Abstract

The complexation between hexadecyl- and dodecyltrimethylammonium bromides (CTAB and DTAB) with sodium poly[(vinyl alcohol)-co-(vinyl sulfate)] (PVAS) copolymer of low charge density has been investigated using pyrene fluorescence spectroscopy, electrophoretic mobility, turbidity, and dynamic light scattering measurements. The results indicate that the binding of the cationic surfactant occurs in three steps. At low surfactant concentrations, the cationic amphiphile binds to the vinyl sulfate groups. Above charge neutralization, surfactant binding may occur on the surface of the hydrophobic vinyl sulfate/CnTAB nanoassemblies. At even higher concentrations, the surfactant binds on the nonionic vinyl alcohol units of the polyion which reswells the PVAS/CnTAB complexes and makes them highly soluble in water.
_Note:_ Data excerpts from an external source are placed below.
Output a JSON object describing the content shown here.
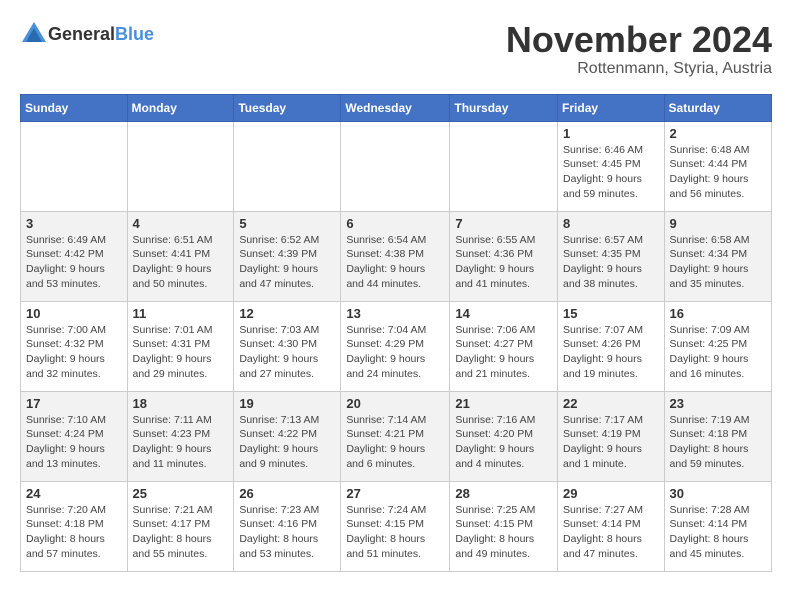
{
  "header": {
    "logo_general": "General",
    "logo_blue": "Blue",
    "month_title": "November 2024",
    "subtitle": "Rottenmann, Styria, Austria"
  },
  "weekdays": [
    "Sunday",
    "Monday",
    "Tuesday",
    "Wednesday",
    "Thursday",
    "Friday",
    "Saturday"
  ],
  "weeks": [
    [
      {
        "day": "",
        "info": ""
      },
      {
        "day": "",
        "info": ""
      },
      {
        "day": "",
        "info": ""
      },
      {
        "day": "",
        "info": ""
      },
      {
        "day": "",
        "info": ""
      },
      {
        "day": "1",
        "info": "Sunrise: 6:46 AM\nSunset: 4:45 PM\nDaylight: 9 hours and 59 minutes."
      },
      {
        "day": "2",
        "info": "Sunrise: 6:48 AM\nSunset: 4:44 PM\nDaylight: 9 hours and 56 minutes."
      }
    ],
    [
      {
        "day": "3",
        "info": "Sunrise: 6:49 AM\nSunset: 4:42 PM\nDaylight: 9 hours and 53 minutes."
      },
      {
        "day": "4",
        "info": "Sunrise: 6:51 AM\nSunset: 4:41 PM\nDaylight: 9 hours and 50 minutes."
      },
      {
        "day": "5",
        "info": "Sunrise: 6:52 AM\nSunset: 4:39 PM\nDaylight: 9 hours and 47 minutes."
      },
      {
        "day": "6",
        "info": "Sunrise: 6:54 AM\nSunset: 4:38 PM\nDaylight: 9 hours and 44 minutes."
      },
      {
        "day": "7",
        "info": "Sunrise: 6:55 AM\nSunset: 4:36 PM\nDaylight: 9 hours and 41 minutes."
      },
      {
        "day": "8",
        "info": "Sunrise: 6:57 AM\nSunset: 4:35 PM\nDaylight: 9 hours and 38 minutes."
      },
      {
        "day": "9",
        "info": "Sunrise: 6:58 AM\nSunset: 4:34 PM\nDaylight: 9 hours and 35 minutes."
      }
    ],
    [
      {
        "day": "10",
        "info": "Sunrise: 7:00 AM\nSunset: 4:32 PM\nDaylight: 9 hours and 32 minutes."
      },
      {
        "day": "11",
        "info": "Sunrise: 7:01 AM\nSunset: 4:31 PM\nDaylight: 9 hours and 29 minutes."
      },
      {
        "day": "12",
        "info": "Sunrise: 7:03 AM\nSunset: 4:30 PM\nDaylight: 9 hours and 27 minutes."
      },
      {
        "day": "13",
        "info": "Sunrise: 7:04 AM\nSunset: 4:29 PM\nDaylight: 9 hours and 24 minutes."
      },
      {
        "day": "14",
        "info": "Sunrise: 7:06 AM\nSunset: 4:27 PM\nDaylight: 9 hours and 21 minutes."
      },
      {
        "day": "15",
        "info": "Sunrise: 7:07 AM\nSunset: 4:26 PM\nDaylight: 9 hours and 19 minutes."
      },
      {
        "day": "16",
        "info": "Sunrise: 7:09 AM\nSunset: 4:25 PM\nDaylight: 9 hours and 16 minutes."
      }
    ],
    [
      {
        "day": "17",
        "info": "Sunrise: 7:10 AM\nSunset: 4:24 PM\nDaylight: 9 hours and 13 minutes."
      },
      {
        "day": "18",
        "info": "Sunrise: 7:11 AM\nSunset: 4:23 PM\nDaylight: 9 hours and 11 minutes."
      },
      {
        "day": "19",
        "info": "Sunrise: 7:13 AM\nSunset: 4:22 PM\nDaylight: 9 hours and 9 minutes."
      },
      {
        "day": "20",
        "info": "Sunrise: 7:14 AM\nSunset: 4:21 PM\nDaylight: 9 hours and 6 minutes."
      },
      {
        "day": "21",
        "info": "Sunrise: 7:16 AM\nSunset: 4:20 PM\nDaylight: 9 hours and 4 minutes."
      },
      {
        "day": "22",
        "info": "Sunrise: 7:17 AM\nSunset: 4:19 PM\nDaylight: 9 hours and 1 minute."
      },
      {
        "day": "23",
        "info": "Sunrise: 7:19 AM\nSunset: 4:18 PM\nDaylight: 8 hours and 59 minutes."
      }
    ],
    [
      {
        "day": "24",
        "info": "Sunrise: 7:20 AM\nSunset: 4:18 PM\nDaylight: 8 hours and 57 minutes."
      },
      {
        "day": "25",
        "info": "Sunrise: 7:21 AM\nSunset: 4:17 PM\nDaylight: 8 hours and 55 minutes."
      },
      {
        "day": "26",
        "info": "Sunrise: 7:23 AM\nSunset: 4:16 PM\nDaylight: 8 hours and 53 minutes."
      },
      {
        "day": "27",
        "info": "Sunrise: 7:24 AM\nSunset: 4:15 PM\nDaylight: 8 hours and 51 minutes."
      },
      {
        "day": "28",
        "info": "Sunrise: 7:25 AM\nSunset: 4:15 PM\nDaylight: 8 hours and 49 minutes."
      },
      {
        "day": "29",
        "info": "Sunrise: 7:27 AM\nSunset: 4:14 PM\nDaylight: 8 hours and 47 minutes."
      },
      {
        "day": "30",
        "info": "Sunrise: 7:28 AM\nSunset: 4:14 PM\nDaylight: 8 hours and 45 minutes."
      }
    ]
  ]
}
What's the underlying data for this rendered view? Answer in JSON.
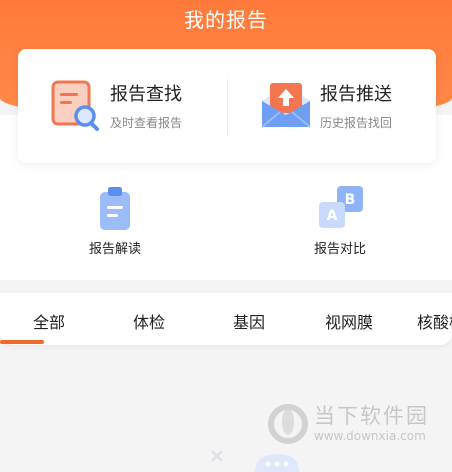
{
  "page": {
    "title": "我的报告"
  },
  "card": {
    "search": {
      "title": "报告查找",
      "subtitle": "及时查看报告",
      "icon": "report-search-icon"
    },
    "push": {
      "title": "报告推送",
      "subtitle": "历史报告找回",
      "icon": "report-push-icon"
    }
  },
  "features": [
    {
      "label": "报告解读",
      "icon": "clipboard-icon"
    },
    {
      "label": "报告对比",
      "icon": "ab-compare-icon"
    }
  ],
  "tabs": [
    {
      "label": "全部"
    },
    {
      "label": "体检"
    },
    {
      "label": "基因"
    },
    {
      "label": "视网膜"
    },
    {
      "label": "核酸检"
    }
  ],
  "watermark": {
    "name": "当下软件园",
    "url": "www.downxia.com"
  },
  "colors": {
    "accent": "#f06a2a",
    "header": "#ff7a3a",
    "icon_blue": "#5b8ef0"
  }
}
In earlier studies on oppositely charged ionic surfactants and homopolyelectrolytes the impact of mixing protocols was found remarkable, especially at surfactant excess, where these systems can be trapped in the charge stabilized colloidal dispersion state. In contrast, in the case of PVAS/CnTAB mixtures the effect of mixing is less pronounced and diminishes with increasing ionic strength or decreasing alkyl chain length of the surfactant. These findings are rationalized by taking into account the different binding mechanism of surfactants on oppositely charged homopolyelectrolytes and double hydrophilic copolymers.